キジについて、ちょっと調べてみると、どうやら野鳥としてあちこちの山野に普通にいる鳥らしく、しかもwikipediaによると「愛鳥週間や狩猟期間前などの時期に大量に放鳥される」という。なので、正確には野生化した養殖のキジなんだろう。そういう意味では狩猟の季節が始まる11月頃が旬なのかもしれないと思いつつそんなものは制度上の都合でしかない。
目の前に現れたいま、この瞬間、この出会いが旬なのだろうと思う。きっとエサになりそうな虫がいまたくさんそこらじゅうに湧いて出て来ているんだろう。そしてご多分にもれず、花やトンボと一緒で、繁殖期真っ盛りである。

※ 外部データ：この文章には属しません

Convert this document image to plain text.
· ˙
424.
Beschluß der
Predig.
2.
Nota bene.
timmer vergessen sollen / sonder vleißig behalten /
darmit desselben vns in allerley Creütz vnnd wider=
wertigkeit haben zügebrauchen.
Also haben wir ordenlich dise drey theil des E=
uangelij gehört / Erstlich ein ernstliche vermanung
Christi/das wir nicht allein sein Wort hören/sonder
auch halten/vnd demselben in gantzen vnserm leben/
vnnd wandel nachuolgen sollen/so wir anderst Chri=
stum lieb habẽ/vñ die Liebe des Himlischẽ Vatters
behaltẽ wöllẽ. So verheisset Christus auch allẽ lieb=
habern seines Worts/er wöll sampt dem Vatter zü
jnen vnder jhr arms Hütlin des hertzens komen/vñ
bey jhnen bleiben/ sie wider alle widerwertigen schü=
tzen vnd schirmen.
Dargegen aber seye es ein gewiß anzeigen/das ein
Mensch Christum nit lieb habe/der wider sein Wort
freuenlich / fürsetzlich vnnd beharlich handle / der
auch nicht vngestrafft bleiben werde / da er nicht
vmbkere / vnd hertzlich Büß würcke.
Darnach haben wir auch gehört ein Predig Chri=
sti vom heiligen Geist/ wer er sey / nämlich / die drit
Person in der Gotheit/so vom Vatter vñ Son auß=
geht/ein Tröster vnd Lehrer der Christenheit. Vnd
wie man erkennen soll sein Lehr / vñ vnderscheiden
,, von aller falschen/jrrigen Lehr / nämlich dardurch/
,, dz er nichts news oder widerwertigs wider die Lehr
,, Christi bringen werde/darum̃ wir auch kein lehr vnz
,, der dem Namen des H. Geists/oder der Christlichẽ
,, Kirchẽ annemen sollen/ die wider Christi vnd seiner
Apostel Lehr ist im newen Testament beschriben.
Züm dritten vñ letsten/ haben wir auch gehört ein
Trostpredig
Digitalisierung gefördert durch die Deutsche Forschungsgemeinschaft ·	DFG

そういえば仏教では、孔雀が神の一人になっているらしいのだが、なぜ神にまで祭り上げられたのかというと、孔雀はとても悪食で、毒蛇や毒グモでも食べてしまうという。仏教が発祥したインド人達の形而上的(=抽象化する)な考え方だと、人間が食べたら死んでしまうものを平気で消化できる孔雀はすごい=神、それにあやかる。ということになるそうだ。どの生き物がなにを食べているっていう情報から見えることがだいぶ面白い。